Una storia tremenda arriva da Roma. Una ragazza di 14 anni e un ragazzo di 17 si ritrovano al centro di una vicenda ambigua su cui il pm Carlo Morra sta cercando di far luce. Una relazione nata lo scorso anno e diventata, già a settembre, intimità sessuale. Un’intimità che ha preso campo e che ha fatto saltare rapidamente tutti i confini: tra i due si sarebbe insinuata una spirale di violenza con rapporti sempre più truci e dinamiche relazionali segnate dal ricatto e da un terzo protagonista, silenzioso ma ingombrante, che è il mondo dei social. L’ossessione per riprendere tutto e condividere si è sommata all’uso non chiaro delle password, a identità digitali che si confondevano sempre più con quelle reali fino a scambiarsi e a non distinguersi.
I carabinieri sono certi che sia stato lui a perdere il controllo ad un certo punto: calci, pugni, minacce con mozziconi di sigaretta accesa fino alla gravidanza di lei. Lei che allora ricorre all’aborto, lui che non vuole, le strade che si separano provvisoriamente. E poi il degrado che divampa di nuovo: un rapporto sessuale avvenuto come uno stupro sotto uno dei ponti del Tevere, la seconda gravidanza, le azioni di stalking da parte di lui sulla vita di lei. Si arriva al 30 luglio scorso con lei che va dai carabinieri e denuncia, e lui che viene arrestato. E tutto, ancora una volta, sui social: dallo stupro alla resa dei conti, ogni cosa sempre in onda, “live”, sotto i riflettori.
Adesso spetta alla magistratura venire a capo delle responsabilità dei singoli, delle azioni riconducibili ad un contesto spersonalizzante e gretto e di quelle, invece, lucide e senza attenuanti. Il fatto inquietante, è evidente, sta anzitutto nell’età dei due ragazzi, nell’assenza di figure adulte capaci di intervenire nella questione e nel ruolo giocato dai social. Ma su tutto ci sono tre elementi che meritano la nostra attenzione.
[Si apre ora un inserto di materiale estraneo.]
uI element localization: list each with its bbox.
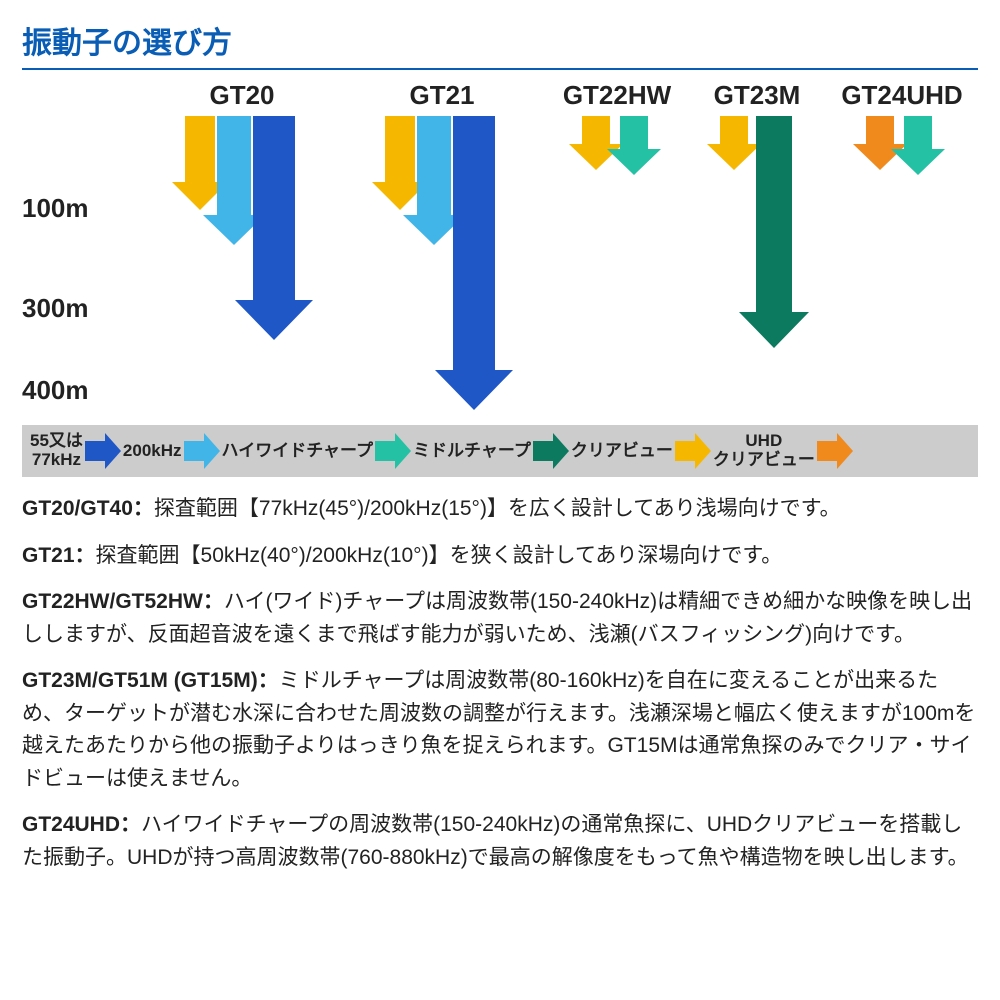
legend-label: 200kHz <box>123 442 182 461</box>
legend-label: クリアビュー <box>571 442 673 461</box>
column-label: GT20 <box>209 80 274 111</box>
legend-arrow-icon <box>675 433 711 469</box>
depth-label: 100m <box>22 193 89 224</box>
description-body: 探査範囲【77kHz(45°)/200kHz(15°)】を広く設計してあり浅場向… <box>154 497 841 520</box>
description-paragraph: GT22HW/GT52HW：ハイ(ワイド)チャープは周波数帯(150-240kH… <box>22 586 978 651</box>
description-lead: GT22HW/GT52HW： <box>22 590 224 613</box>
legend-bar: 55又は 77kHz 200kHz ハイワイドチャープ ミドルチャープ クリアビュー UH… <box>22 425 978 477</box>
description-body: 探査範囲【50kHz(40°)/200kHz(10°)】を狭く設計してあり深場向… <box>96 544 783 567</box>
description-lead: GT20/GT40： <box>22 497 154 520</box>
description-paragraph: GT24UHD：ハイワイドチャープの周波数帯(150-240kHz)の通常魚探に… <box>22 809 978 874</box>
description-paragraph: GT21：探査範囲【50kHz(40°)/200kHz(10°)】を狭く設計して… <box>22 540 978 573</box>
description-lead: GT24UHD： <box>22 813 141 836</box>
legend-label: ハイワイドチャープ <box>222 442 373 461</box>
depth-label: 300m <box>22 293 89 324</box>
legend-arrow-icon <box>85 433 121 469</box>
descriptions: GT20/GT40：探査範囲【77kHz(45°)/200kHz(15°)】を広… <box>22 493 978 874</box>
legend-label: 55又は 77kHz <box>30 432 83 469</box>
page-title: 振動子の選び方 <box>22 18 978 70</box>
depth-chart: GT20 GT21 GT22HW GT23M GT24UHD 100m 300m 400m <box>22 80 978 425</box>
description-paragraph: GT20/GT40：探査範囲【77kHz(45°)/200kHz(15°)】を広… <box>22 493 978 526</box>
depth-label: 400m <box>22 375 89 406</box>
description-lead: GT21： <box>22 544 96 567</box>
column-label: GT23M <box>714 80 801 111</box>
legend-arrow-icon <box>533 433 569 469</box>
legend-label: ミドルチャープ <box>413 442 531 461</box>
column-label: GT22HW <box>563 80 671 111</box>
description-body: ハイワイドチャープの周波数帯(150-240kHz)の通常魚探に、UHDクリアビ… <box>22 813 969 869</box>
legend-arrow-icon <box>375 433 411 469</box>
description-lead: GT23M/GT51M (GT15M)： <box>22 669 279 692</box>
column-label: GT21 <box>409 80 474 111</box>
column-label: GT24UHD <box>841 80 962 111</box>
description-paragraph: GT23M/GT51M (GT15M)：ミドルチャープは周波数帯(80-160k… <box>22 665 978 795</box>
legend-arrow-icon <box>184 433 220 469</box>
legend-label: UHD クリアビュー <box>713 432 815 469</box>
legend-arrow-icon <box>817 433 853 469</box>
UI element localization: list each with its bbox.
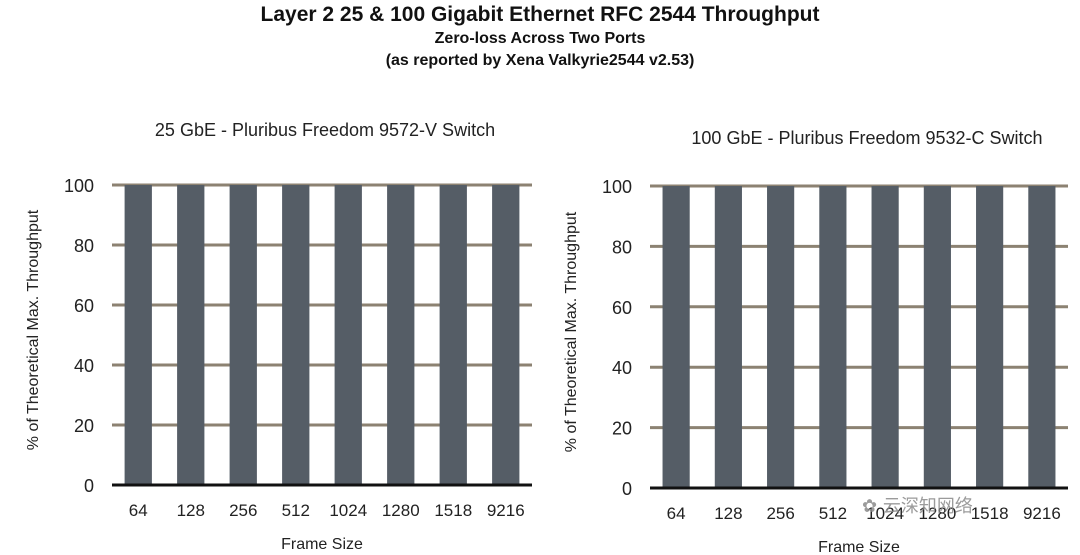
chart1-bar-512 xyxy=(282,185,310,485)
chart2-bar-64 xyxy=(662,186,690,488)
chart1-xtick-9216: 9216 xyxy=(487,501,525,520)
chart1-ylabel: % of Theoretical Max. Throughput xyxy=(25,209,42,450)
chart2-ytick-60: 60 xyxy=(612,298,632,318)
chart1-xtick-1280: 1280 xyxy=(382,501,420,520)
chart1-title: 25 GbE - Pluribus Freedom 9572-V Switch xyxy=(155,120,495,140)
chart2-bar-512 xyxy=(819,186,847,488)
chart2-xtick-9216: 9216 xyxy=(1023,504,1061,523)
chart1-bar-9216 xyxy=(492,185,520,485)
chart2-xtick-1024: 1024 xyxy=(866,504,904,523)
chart2-xtick-128: 128 xyxy=(714,504,742,523)
chart2-bar-9216 xyxy=(1028,186,1056,488)
chart2-xtick-512: 512 xyxy=(819,504,847,523)
chart2-ytick-40: 40 xyxy=(612,358,632,378)
figure-subtitle: Zero-loss Across Two Ports xyxy=(434,30,646,47)
chart1-xtick-512: 512 xyxy=(282,501,310,520)
chart2-xtick-1518: 1518 xyxy=(971,504,1009,523)
chart2-bar-1518 xyxy=(976,186,1004,488)
chart1-bar-64 xyxy=(124,185,152,485)
chart2-ytick-100: 100 xyxy=(602,177,632,197)
chart1-bar-1024 xyxy=(334,185,362,485)
chart2-xtick-1280: 1280 xyxy=(918,504,956,523)
chart2-xlabel: Frame Size xyxy=(818,539,900,555)
chart2-xtick-256: 256 xyxy=(766,504,794,523)
chart1-xlabel: Frame Size xyxy=(281,536,363,553)
chart-header: Layer 2 25 & 100 Gigabit Ethernet RFC 25… xyxy=(0,0,1080,72)
chart1-ytick-60: 60 xyxy=(74,296,94,316)
figure-subtitle-source: (as reported by Xena Valkyrie2544 v2.53) xyxy=(385,52,695,69)
wechat-icon: ✿ xyxy=(862,496,878,517)
chart1-ytick-20: 20 xyxy=(74,416,94,436)
chart2-bar-128 xyxy=(714,186,742,488)
chart1-bar-1518 xyxy=(439,185,467,485)
chart1-xtick-128: 128 xyxy=(177,501,205,520)
chart1-bar-128 xyxy=(177,185,205,485)
chart1-ytick-80: 80 xyxy=(74,236,94,256)
chart1-bar-1280 xyxy=(387,185,415,485)
chart2-bar-1024 xyxy=(871,186,899,488)
chart1-ytick-0: 0 xyxy=(84,476,94,496)
chart2-bar-256 xyxy=(767,186,795,488)
chart1-xtick-256: 256 xyxy=(229,501,257,520)
chart1-ytick-40: 40 xyxy=(74,356,94,376)
chart1-xtick-1518: 1518 xyxy=(434,501,472,520)
chart2-title: 100 GbE - Pluribus Freedom 9532-C Switch xyxy=(691,128,1042,148)
chart2-ytick-0: 0 xyxy=(622,479,632,499)
watermark: ✿ 云深知网络 xyxy=(862,492,973,518)
chart2-ytick-20: 20 xyxy=(612,419,632,439)
chart1-ytick-100: 100 xyxy=(64,176,94,196)
watermark-text: 云深知网络 xyxy=(882,496,973,517)
chart2-bar-1280 xyxy=(923,186,951,488)
chart1-bar-256 xyxy=(229,185,257,485)
chart1-xtick-64: 64 xyxy=(129,501,148,520)
figure-title: Layer 2 25 & 100 Gigabit Ethernet RFC 25… xyxy=(260,3,820,26)
chart2-xtick-64: 64 xyxy=(667,504,686,523)
chart2-ytick-80: 80 xyxy=(612,237,632,257)
chart1-xtick-1024: 1024 xyxy=(329,501,367,520)
chart2-ylabel: % of Theoretical Max. Throughput xyxy=(563,211,580,452)
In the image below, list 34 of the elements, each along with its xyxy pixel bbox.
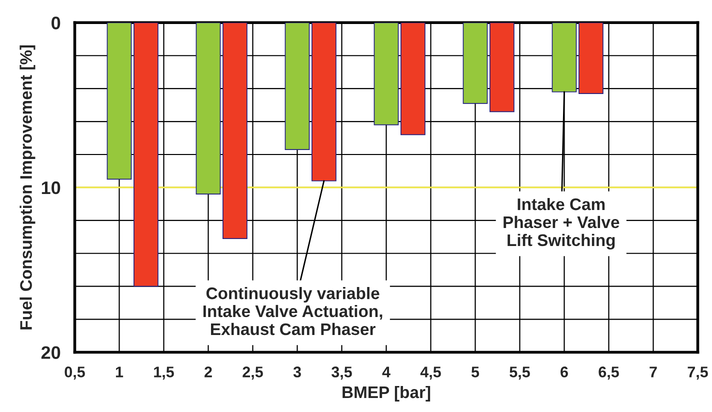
y-tick-label: 10 bbox=[42, 181, 60, 194]
x-tick-label: 3 bbox=[293, 366, 301, 378]
x-tick-label: 7,5 bbox=[688, 366, 708, 380]
bar bbox=[578, 22, 604, 94]
x-tick-label: 5,5 bbox=[510, 366, 530, 380]
x-tick-label: 1 bbox=[116, 366, 124, 378]
x-tick-label: 5 bbox=[471, 366, 480, 378]
bar bbox=[490, 22, 514, 112]
x-tick-label: 0,5 bbox=[64, 366, 85, 380]
annotation: Continuously variable Intake Valve Actuation, Exhaust Cam Phaser bbox=[203, 286, 382, 336]
bar bbox=[552, 22, 577, 92]
x-tick-label: 6 bbox=[560, 366, 568, 378]
y-tick-label: 0 bbox=[52, 16, 60, 30]
bar bbox=[400, 22, 426, 136]
bar bbox=[312, 22, 336, 182]
x-tick-label: 3,5 bbox=[331, 366, 352, 380]
x-tick-label: 4 bbox=[382, 366, 390, 378]
bar bbox=[222, 22, 248, 239]
bar bbox=[196, 22, 221, 194]
bar bbox=[462, 22, 488, 104]
x-tick-label: 7 bbox=[650, 366, 657, 378]
y-axis-title: Fuel Consumption Improvement [%] bbox=[20, 45, 36, 330]
annotation: Intake Cam Phaser + Valve Lift Switching bbox=[504, 198, 620, 250]
bar bbox=[106, 22, 132, 180]
bar bbox=[374, 22, 399, 126]
x-axis-title: BMEP [bar] bbox=[342, 386, 430, 402]
bar bbox=[284, 22, 310, 150]
bar bbox=[134, 22, 158, 287]
x-tick-label: 2 bbox=[204, 366, 212, 378]
y-tick-label: 20 bbox=[41, 346, 60, 359]
x-tick-label: 4,5 bbox=[420, 366, 441, 380]
x-tick-label: 2,5 bbox=[242, 366, 263, 380]
x-tick-label: 1,5 bbox=[154, 366, 174, 380]
x-tick-label: 6,5 bbox=[598, 366, 619, 380]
In primis il nulla che fa da sfondo alle vite di questi ragazzi. Non c’è niente attorno a loro, niente che faccia da barriera, niente che possa rappresentare un contesto di riferimento. Nel nulla, e questo è il secondo elemento, che cosa resta? La volontà assoluta dei singoli. Il dramma del nulla non è il nulla in sé, quanto che niente può fermare l’esercizio della volontà dell’io. Ciascuno di noi può vederlo nella vita di tutti i giorni: quando la volontà è sovrana, ogni cosa che osi fermarla, che introduca nel nulla l’esperienza di un argine – e quindi, in ultima battuta, l’esperienza del dolore – è vissuta come una minaccia all’autodeterminazione dei singoli, come un attentato alla libertà. In questo modo si vive in una sconfinata volontà di potenza, in cui ogni “no” è vissuto come un giudizio negativo sulla persona, una condanna all’infelicità.
Se uno cresce senza argini, senza “no”, se uno non ha una disciplina – che poi non è altro che una forma ordinata di contatto col dolore – si sente onnipotente e manifesta violenza ogni qual volta un qualunque fattore dell’esistenza minacci il potere assoluto che egli ritiene debba spettargli di diritto. Questi due ragazzi sono state vittime del nichilismo, vittime di una volontà abbandonata a se stessa, vittime di una libertà che è una forma mascherata di schiavitù.
I social, terzo elemento da considerare, non sono il problema, ma l’amplificatore. Essi amplificano il vuoto in cui viviamo: il ruolo del virtuale è proprio quello di ampliare il vuoto, di abitare il vuoto con un costrutto tecnico che si rende irrinunciabile. Essi spengono la nostalgia della presenza dell’altro a vantaggio della sovraesposizione della mia presenza. I social dicono al mondo “guardatemi, ci sono!” al punto che se tu non mi guardi io non ci sono.
Davvero sembra che la punizione più grande, per i due ragazzi, sia stata la confisca dei cellulari e la loro alienazione dalle reti virtuali. È così duro abitare la realtà, per chi vuole imporre la propria volontà agli altri, che solo il mondo virtuale sembra poter adattarsi a questa esibizione di violenza, a questa forza del nulla.
Siamo di fronte ad una vicenda terribile, una vicenda che – tuttavia – presenta un elemento strano, assurdo: la presenza delle due gravidanze. Sembra un dettaglio, un macabro imprevisto che rende la storia ancor più straziante. Ma se fosse altro? Se in questa storia la presenza di quelle vite offrisse una possibilità diversa di lettura e di ripartenza? Se quello che sembra più illogico e antitetico, in fondo, accadesse per ridestare in noi il nostro essere umani? Sembra impossibile, eppur si muove.